O SENHOR ESTÁ CONOSCO DIARIAMENTE
Sexta-Feira da I Semana da Páscoa
25 de Abril de 2014
Evangelho: Jo 21,1-14
Naquele tempo, 1Jesus apareceu de novo aos
discípulos, à beira do mar de Tiberíades. A aparição foi assim: 2Estavam
juntos Simão Pedro, Tomé, chamado Dídimo, Natanael de Caná da Galiléia, os filhos
de Zebedeu e outros dois discípulos de Jesus. 3Simão Pedro disse a eles: “Eu vou pescar”. Eles disseram: “Também
vamos contigo”. Saíram e entraram na barca, mas não pescaram nada naquela
noite. 4Já tinha amanhecido, e Jesus estava de pé na margem. Mas os
discípulos não sabiam que era Jesus. 5Então Jesus disse: “Moços,
tendes alguma coisa para comer?” Responderam: “Não”. 6Jesus disse-lhes: “Lançai a rede
à direita da barca, e achareis”. Lançaram pois a rede e não conseguiam puxá-la
para fora, por causa da quantidade de peixes. 7Então, o discípulo a
quem Jesus amava disse a Pedro: “É o Senhor!” Simão Pedro, ouvindo dizer que
era o Senhor, vestiu uma roupa, pois estava nu, e atirou-se ao mar. 8Os outros discípulos vieram com a barca, arrastando a rede com os
peixes.

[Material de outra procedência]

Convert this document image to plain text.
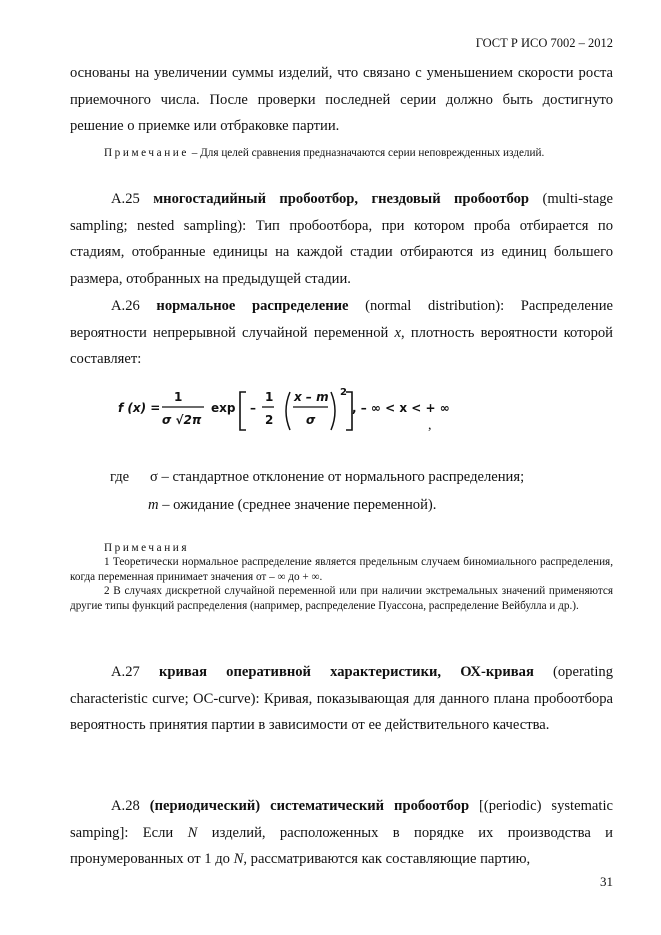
ГОСТ Р ИСО 7002 – 2012
основаны на увеличении суммы изделий, что связано с уменьшением скорости роста приемочного числа. После проверки последней серии должно быть достигнуто решение о приемке или отбраковке партии.
Примечание – Для целей сравнения предназначаются серии неповрежденных изделий.
А.25 многостадийный пробоотбор, гнездовый пробоотбор (multi-stage sampling; nested sampling): Тип пробоотбора, при котором проба отбирается по стадиям, отобранные единицы на каждой стадии отбираются из единиц большего размера, отобранных на предыдущей стадии.
А.26 нормальное распределение (normal distribution): Распределение вероятности непрерывной случайной переменной x, плотность вероятности которой составляет:
f (x) =
1
σ √2π
exp –
1
2
x – m
σ
2
, – ∞ < x < + ∞
,
где σ – стандартное отклонение от нормального распределения;
m – ожидание (среднее значение переменной).
Примечания
1 Теоретически нормальное распределение является предельным случаем биномиального распределения, когда переменная принимает значения от – ∞ до + ∞.
2 В случаях дискретной случайной переменной или при наличии экстремальных значений применяются другие типы функций распределения (например, распределение Пуассона, распределение Вейбулла и др.).
А.27 кривая оперативной характеристики, ОХ-кривая (operating characteristic curve; OC-curve): Кривая, показывающая для данного плана пробоотбора вероятность принятия партии в зависимости от ее действительного качества.
А.28 (периодический) систематический пробоотбор [(periodic) systematic samping]: Если N изделий, расположенных в порядке их производства и пронумерованных от 1 до N, рассматриваются как составляющие партию,
31
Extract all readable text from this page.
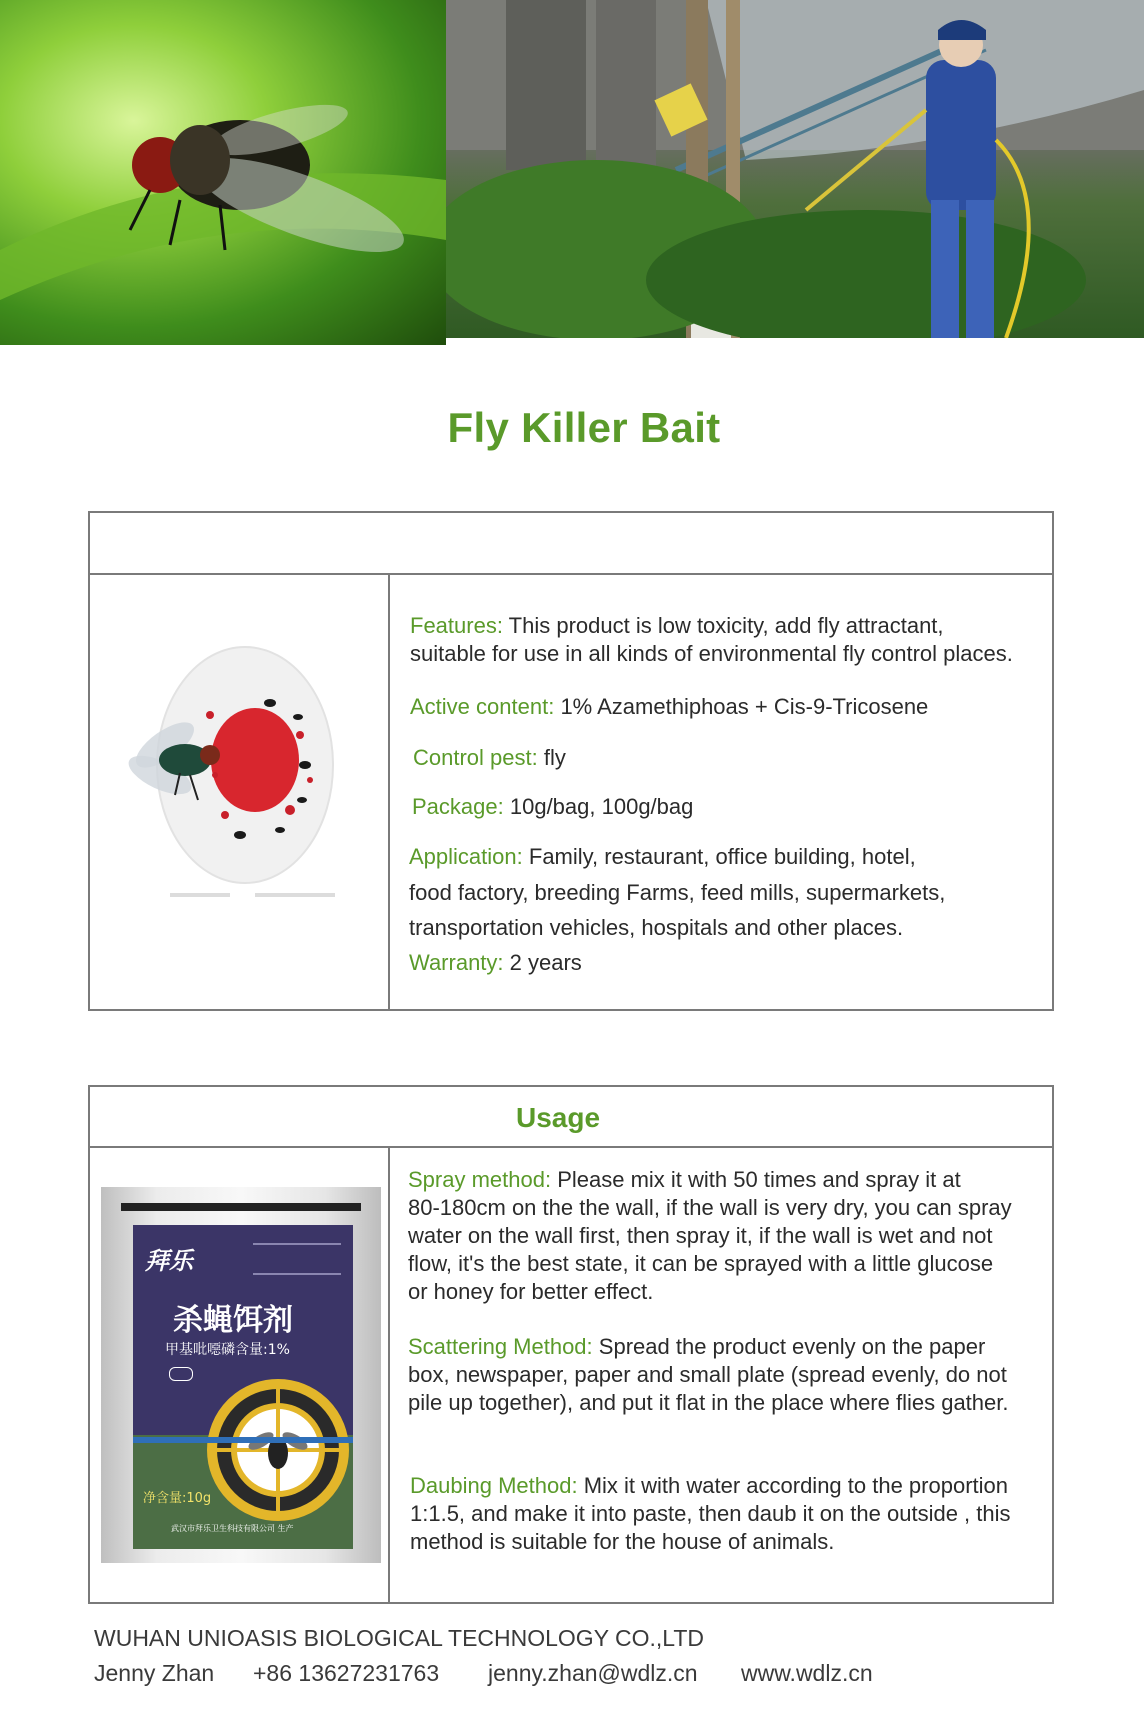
Fly Killer Bait
Features: This product is low toxicity, add fly attractant,
suitable for use in all kinds of environmental fly control places.
Active content: 1% Azamethiphoas + Cis-9-Tricosene
Control pest: fly
Package: 10g/bag, 100g/bag
Application: Family, restaurant, office building, hotel,
food factory, breeding Farms, feed mills, supermarkets,
transportation vehicles, hospitals and other places.
Warranty: 2 years
Usage
拜乐
杀蝇饵剂
甲基吡噁磷含量:1%
净含量:10g
武汉市拜乐卫生科技有限公司 生产
Spray method: Please mix it with 50 times and spray it at
80-180cm on the the wall, if the wall is very dry, you can spray
water on the wall first, then spray it, if the wall is wet and not
flow, it's the best state, it can be sprayed with a little glucose
or honey for better effect.
Scattering Method: Spread the product evenly on the paper
box, newspaper, paper and small plate (spread evenly, do not
pile up together), and put it flat in the place where flies gather.
Daubing Method: Mix it with water according to the proportion
1:1.5, and make it into paste, then daub it on the outside , this
method is suitable for the house of animals.
WUHAN UNIOASIS BIOLOGICAL TECHNOLOGY CO.,LTD
Jenny Zhan +86 13627231763 jenny.zhan@wdlz.cn www.wdlz.cn
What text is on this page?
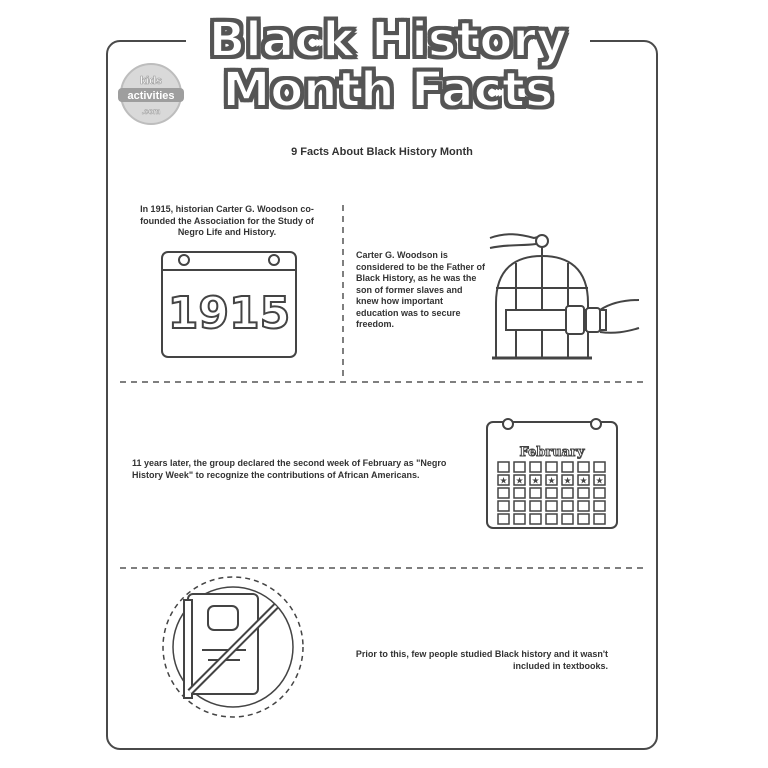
Black History
Month Facts
kids
activities
.com
9 Facts About Black History Month
In 1915, historian Carter G. Woodson co-founded the Association for the Study of Negro Life and History.
Carter G. Woodson is considered to be the Father of Black History, as he was the son of former slaves and knew how important education was to secure freedom.
11 years later, the group declared the second week of February as "Negro History Week" to recognize the contributions of African Americans.
Prior to this, few people studied Black history and it wasn't included in textbooks.
1915
February
★ ★ ★ ★ ★ ★ ★
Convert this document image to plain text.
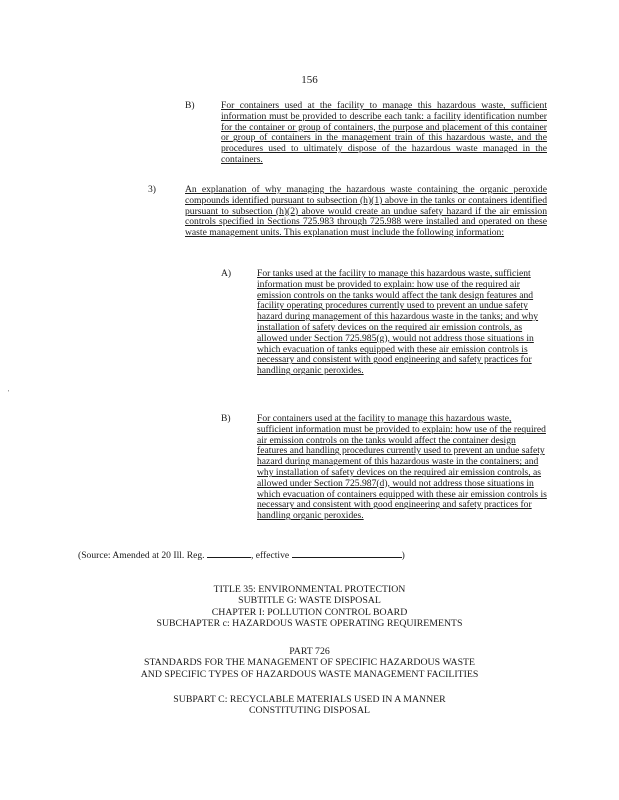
156
B)	For containers used at the facility to manage this hazardous waste, sufficient information must be provided to describe each tank: a facility identification number for the container or group of containers, the purpose and placement of this container or group of containers in the management train of this hazardous waste, and the procedures used to ultimately dispose of the hazardous waste managed in the containers.

3)	An explanation of why managing the hazardous waste containing the organic peroxide compounds identified pursuant to subsection (h)(1) above in the tanks or containers identified pursuant to subsection (h)(2) above would create an undue safety hazard if the air emission controls specified in Sections 725.983 through 725.988 were installed and operated on these waste management units. This explanation must include the following information:

A)	For tanks used at the facility to manage this hazardous waste, sufficient information must be provided to explain: how use of the required air emission controls on the tanks would affect the tank design features and facility operating procedures currently used to prevent an undue safety hazard during management of this hazardous waste in the tanks; and why installation of safety devices on the required air emission controls, as allowed under Section 725.985(g), would not address those situations in which evacuation of tanks equipped with these air emission controls is necessary and consistent with good engineering and safety practices for handling organic peroxides.

B)	For containers used at the facility to manage this hazardous waste, sufficient information must be provided to explain: how use of the required air emission controls on the tanks would affect the container design features and handling procedures currently used to prevent an undue safety hazard during management of this hazardous waste in the containers; and why installation of safety devices on the required air emission controls, as allowed under Section 725.987(d), would not address those situations in which evacuation of containers equipped with these air emission controls is necessary and consistent with good engineering and safety practices for handling organic peroxides.

'
(Source: Amended at 20 Ill. Reg.	, effective	)
TITLE 35: ENVIRONMENTAL PROTECTION
SUBTITLE G: WASTE DISPOSAL
CHAPTER I: POLLUTION CONTROL BOARD
SUBCHAPTER c: HAZARDOUS WASTE OPERATING REQUIREMENTS
PART 726
STANDARDS FOR THE MANAGEMENT OF SPECIFIC HAZARDOUS WASTE
AND SPECIFIC TYPES OF HAZARDOUS WASTE MANAGEMENT FACILITIES
SUBPART C: RECYCLABLE MATERIALS USED IN A MANNER
CONSTITUTING DISPOSAL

Na verdade, não estavam longe da terra, mas somente a cerca de cem
metros. 9Logo que pisaram a terra, viram brasas acesas, com peixe em
cima, e pão. 10Jesus disse-lhes: “Trazei alguns dos peixes que
apanhastes”. 11Então Simão Pedro subiu ao barco e arrastou a rede
para a terra. Estava cheia de cento e cinqüenta e três grandes peixes; e,
apesar de tantos peixes, a rede não se rompeu. 12Jesus disse-lhes:
“Vinde comer”. Nenhum dos discípulos se atrevia a perguntar quem era ele, pois
sabiam que era o Senhor. 13Jesus aproximou-se, tomou o pão e distribuiu-o por eles. E fez a
mesma coisa com o peixe. 14Esta foi a terceira vez que Jesus,
ressuscitado dos mortos, apareceu aos discípulos.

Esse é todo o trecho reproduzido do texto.